A Waterfall Rendering-selling stone.
These 2 landscape renderings were drawn into my sketchbook on the job site. Normally I make a few notes, shoot a lot of pictures, and just absorb the site. Then I go back and draw something up on the board to present to the client, during the conceptual meeting.
Here . . . I drew up these 2 conceptuals right on site. My tools of choice for a on-site drawing are; a couple of Sharpie pens (different sizes), and one or two Chartpak markers, in this case . . . just one . . . a brown one. Now here’s the interesting part about using minimal color.
What is the Focus ???
Focus; as in, what am I trying to achieve in the renderings for the client. Here, the owner operates a retail stone yard. There focus is to sell stone, whether by wholesale or retail, but the focus is to sell stone. So when I do a drawing for someone like this. I’m going to promote how the stone will be displayed, and used . . . . promote the stone highlighting with a brown or gray marker.

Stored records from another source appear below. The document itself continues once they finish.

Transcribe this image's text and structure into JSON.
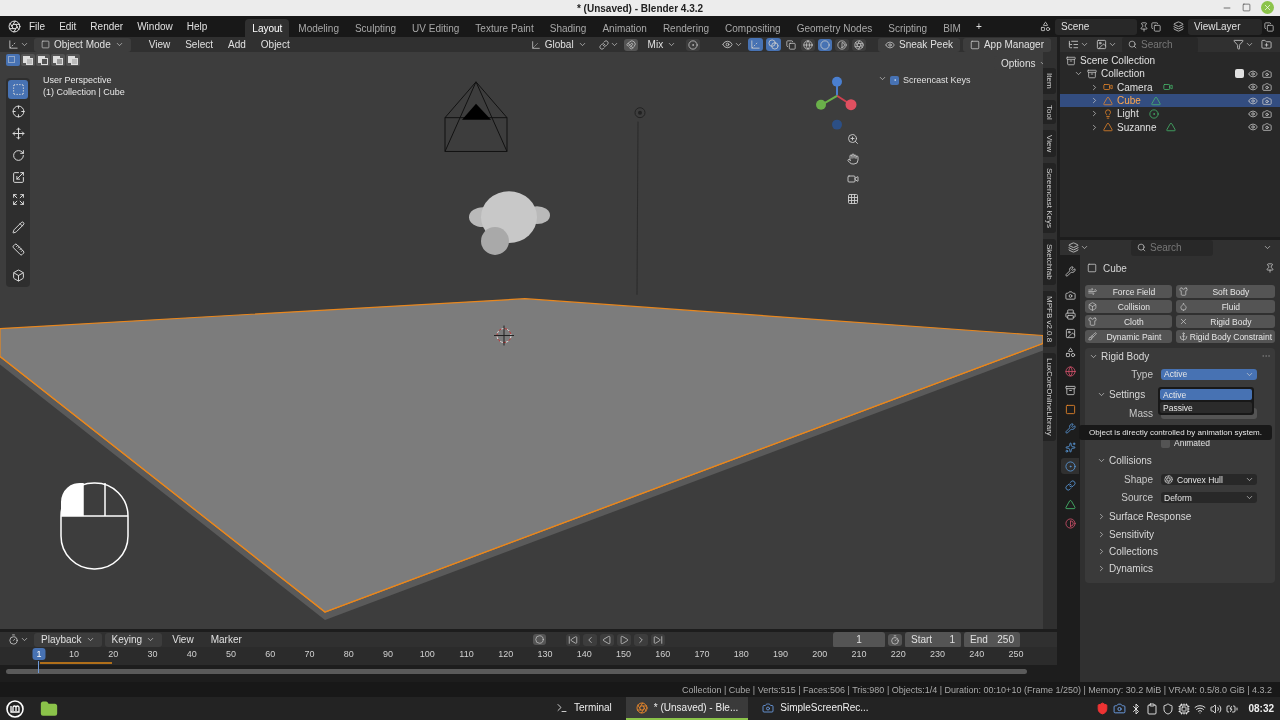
{
  "window": {
    "title": "* (Unsaved) - Blender 4.3.2"
  },
  "menu": [
    "File",
    "Edit",
    "Render",
    "Window",
    "Help"
  ],
  "workspaces": [
    {
      "label": "Layout",
      "selected": true
    },
    {
      "label": "Modeling",
      "selected": false
    },
    {
      "label": "Sculpting",
      "selected": false
    },
    {
      "label": "UV Editing",
      "selected": false
    },
    {
      "label": "Texture Paint",
      "selected": false
    },
    {
      "label": "Shading",
      "selected": false
    },
    {
      "label": "Animation",
      "selected": false
    },
    {
      "label": "Rendering",
      "selected": false
    },
    {
      "label": "Compositing",
      "selected": false
    },
    {
      "label": "Geometry Nodes",
      "selected": false
    },
    {
      "label": "Scripting",
      "selected": false
    },
    {
      "label": "BIM",
      "selected": false
    }
  ],
  "add_workspace": "+",
  "scene": "Scene",
  "view_layer": "ViewLayer",
  "viewport": {
    "mode": "Object Mode",
    "menu": [
      "View",
      "Select",
      "Add",
      "Object"
    ],
    "orientation": "Global",
    "snap_target": "Mix",
    "select_modes": [
      {
        "kind": "set",
        "selected": true
      },
      {
        "kind": "extend",
        "selected": false
      },
      {
        "kind": "subtract",
        "selected": false
      },
      {
        "kind": "invert",
        "selected": false
      },
      {
        "kind": "intersect",
        "selected": false
      }
    ],
    "shading": [
      {
        "kind": "wireframe",
        "selected": false
      },
      {
        "kind": "solid",
        "selected": true
      },
      {
        "kind": "material",
        "selected": false
      },
      {
        "kind": "rendered",
        "selected": false
      }
    ],
    "buttons": [
      "Sneak Peek",
      "App Manager"
    ],
    "options": "Options",
    "view_name": "User Perspective",
    "context": "(1) Collection | Cube",
    "screencast_keys": {
      "label": "Screencast Keys",
      "checked": true
    },
    "tools": [
      {
        "kind": "select",
        "selected": true
      },
      {
        "kind": "cursor",
        "selected": false
      },
      {
        "kind": "move",
        "selected": false
      },
      {
        "kind": "rotate",
        "selected": false
      },
      {
        "kind": "scale",
        "selected": false
      },
      {
        "kind": "transform",
        "selected": false
      },
      {
        "kind": "annotate",
        "selected": false
      },
      {
        "kind": "measure",
        "selected": false
      },
      {
        "kind": "add_cube",
        "selected": false
      }
    ],
    "sidebar_tabs": [
      "Item",
      "Tool",
      "View",
      "Screencast Keys",
      "Sketchfab",
      "MPFB v2.0.8",
      "LuxCoreOnlineLibrary"
    ]
  },
  "outliner": {
    "search_placeholder": "Search",
    "root": "Scene Collection",
    "tree": [
      {
        "name": "Collection",
        "expanded": true,
        "checked": true,
        "children": [
          {
            "name": "Camera",
            "kind": "camera",
            "selected": false,
            "expanded": false
          },
          {
            "name": "Cube",
            "kind": "mesh",
            "selected": true,
            "expanded": false
          },
          {
            "name": "Light",
            "kind": "light",
            "selected": false,
            "expanded": false
          },
          {
            "name": "Suzanne",
            "kind": "mesh",
            "selected": false,
            "expanded": false
          }
        ]
      }
    ]
  },
  "properties": {
    "search_placeholder": "Search",
    "object": "Cube",
    "tabs": [
      {
        "kind": "tool",
        "selected": false
      },
      {
        "kind": "render",
        "selected": false
      },
      {
        "kind": "output",
        "selected": false
      },
      {
        "kind": "view_layer",
        "selected": false
      },
      {
        "kind": "scene",
        "selected": false
      },
      {
        "kind": "world",
        "selected": false
      },
      {
        "kind": "collection",
        "selected": false
      },
      {
        "kind": "object",
        "selected": false
      },
      {
        "kind": "modifiers",
        "selected": false
      },
      {
        "kind": "particles",
        "selected": false
      },
      {
        "kind": "physics",
        "selected": true
      },
      {
        "kind": "constraints",
        "selected": false
      },
      {
        "kind": "data",
        "selected": false
      },
      {
        "kind": "material",
        "selected": false
      }
    ],
    "physics_buttons": [
      {
        "label": "Force Field",
        "kind": "force_field",
        "enabled": false
      },
      {
        "label": "Soft Body",
        "kind": "soft_body",
        "enabled": false
      },
      {
        "label": "Collision",
        "kind": "collision",
        "enabled": false
      },
      {
        "label": "Fluid",
        "kind": "fluid",
        "enabled": false
      },
      {
        "label": "Cloth",
        "kind": "cloth",
        "enabled": false
      },
      {
        "label": "Rigid Body",
        "enabled": true
      },
      {
        "label": "Dynamic Paint",
        "kind": "dynamic_paint",
        "enabled": false
      },
      {
        "label": "Rigid Body Constraint",
        "kind": "rigid_body_constraint",
        "enabled": false
      }
    ],
    "rigid_body": {
      "title": "Rigid Body",
      "expanded": true,
      "type_label": "Type",
      "type_value": "Active",
      "type_options": [
        {
          "label": "Active",
          "selected": true
        },
        {
          "label": "Passive",
          "selected": false
        }
      ],
      "settings": {
        "title": "Settings",
        "expanded": true,
        "mass_label": "Mass",
        "animated": {
          "label": "Animated",
          "checked": false
        }
      },
      "tooltip": "Object is directly controlled by animation system.",
      "collisions": {
        "title": "Collisions",
        "expanded": true,
        "shape_label": "Shape",
        "shape": "Convex Hull",
        "source_label": "Source",
        "source": "Deform"
      },
      "subpanels": [
        {
          "title": "Surface Response",
          "expanded": false
        },
        {
          "title": "Sensitivity",
          "expanded": false
        },
        {
          "title": "Collections",
          "expanded": false
        },
        {
          "title": "Dynamics",
          "expanded": false
        }
      ]
    }
  },
  "timeline": {
    "menu": [
      "Playback",
      "Keying",
      "View",
      "Marker"
    ],
    "current_frame": "1",
    "start_label": "Start",
    "start": "1",
    "end_label": "End",
    "end": "250",
    "playhead": "1",
    "ruler": [
      "10",
      "20",
      "30",
      "40",
      "50",
      "60",
      "70",
      "80",
      "90",
      "100",
      "110",
      "120",
      "130",
      "140",
      "150",
      "160",
      "170",
      "180",
      "190",
      "200",
      "210",
      "220",
      "230",
      "240",
      "250"
    ]
  },
  "status": "Collection | Cube | Verts:515 | Faces:506 | Tris:980 | Objects:1/4 | Duration: 00:10+10 (Frame 1/250) | Memory: 30.2 MiB | VRAM: 0.5/8.0 GiB | 4.3.2",
  "taskbar": {
    "tasks": [
      {
        "label": "Terminal",
        "kind": "terminal",
        "selected": false
      },
      {
        "label": "* (Unsaved) - Ble...",
        "kind": "blender",
        "selected": true
      },
      {
        "label": "SimpleScreenRec...",
        "kind": "recorder",
        "selected": false
      }
    ],
    "clock": "08:32"
  }
}
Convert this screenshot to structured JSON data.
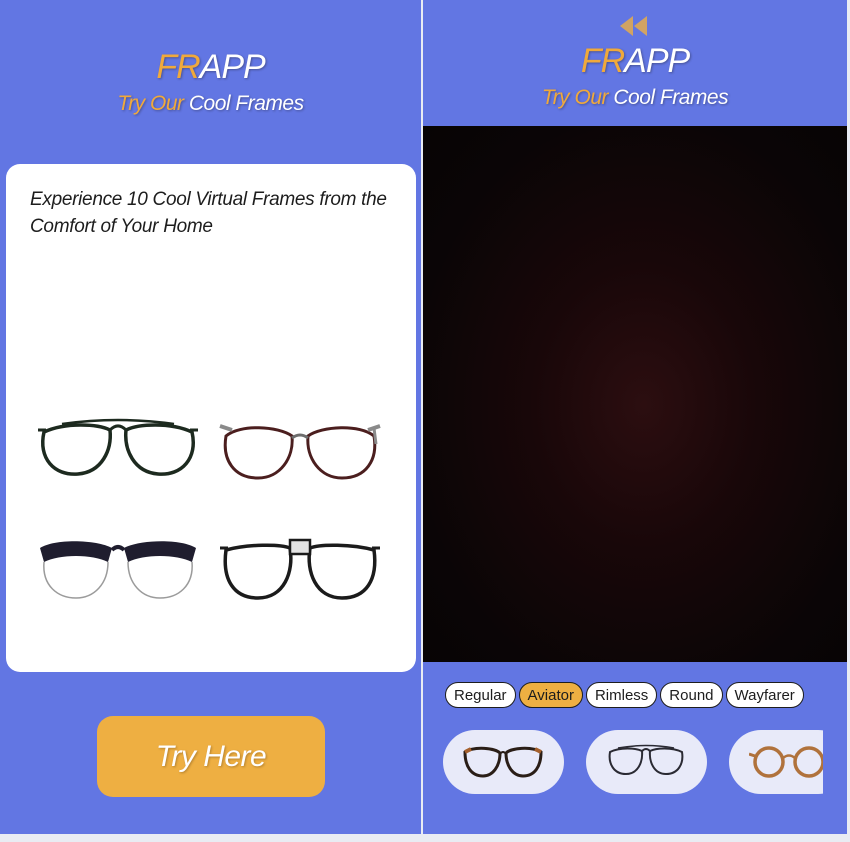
{
  "left_screen": {
    "brand": {
      "accent": "FR",
      "rest": "APP"
    },
    "tagline": {
      "accent": "Try Our",
      "rest": "Cool Frames"
    },
    "card": {
      "text": "Experience 10 Cool Virtual Frames from the Comfort of Your Home",
      "frames": [
        "aviator-frame",
        "cat-eye-frame",
        "browline-frame",
        "square-aviator-frame"
      ]
    },
    "try_button_label": "Try Here"
  },
  "right_screen": {
    "back_icon": "rewind-icon",
    "brand": {
      "accent": "FR",
      "rest": "APP"
    },
    "tagline": {
      "accent": "Try Our",
      "rest": "Cool Frames"
    },
    "categories": [
      {
        "label": "Regular",
        "active": false
      },
      {
        "label": "Aviator",
        "active": true
      },
      {
        "label": "Rimless",
        "active": false
      },
      {
        "label": "Round",
        "active": false
      },
      {
        "label": "Wayfarer",
        "active": false
      }
    ],
    "thumbnails": [
      "tortoise-cat-eye-frame",
      "aviator-frame",
      "tortoise-round-frame"
    ]
  },
  "colors": {
    "background": "#6276e3",
    "accent": "#eeaf42",
    "card": "#ffffff",
    "thumb_bg": "#e8eaf9"
  }
}
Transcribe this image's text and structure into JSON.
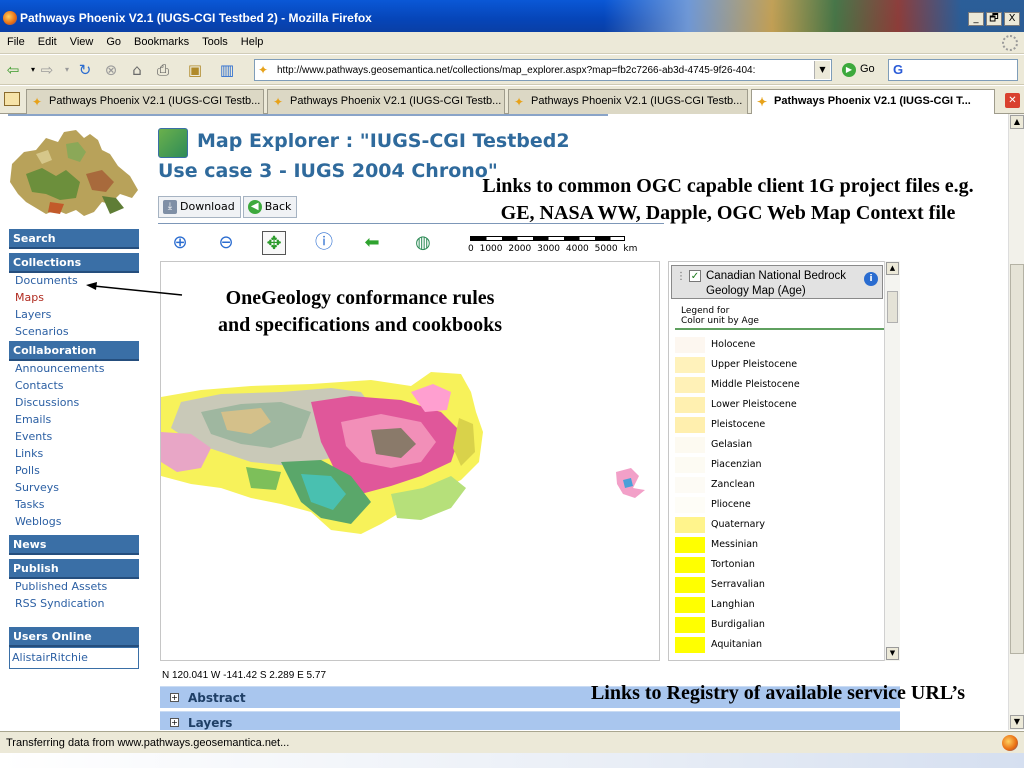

Had this been for a retail nursery what color would I have used? Green, of course! I would want to help
promote the plant material and a way to highlight that plant material would have been the priority.
The conceptual would have been slightly different, the stone not quite as prominent.
Had this been for a private residence I would have used very little brown, a swipe or two of
green, and a blue marker to highlight the water feature. The homeowner usually fixates on the water
feature anyway, so that’s where the focus need to be.
Let’s review, for these conceptual on-site renderings . . . keep them fast, loose, un-specific. Keep color to a minimum highlighting the important stuff only. I can’t emphasize this enough about highlighting . . . keep it
to a minimum, a touch of color will take you a long way.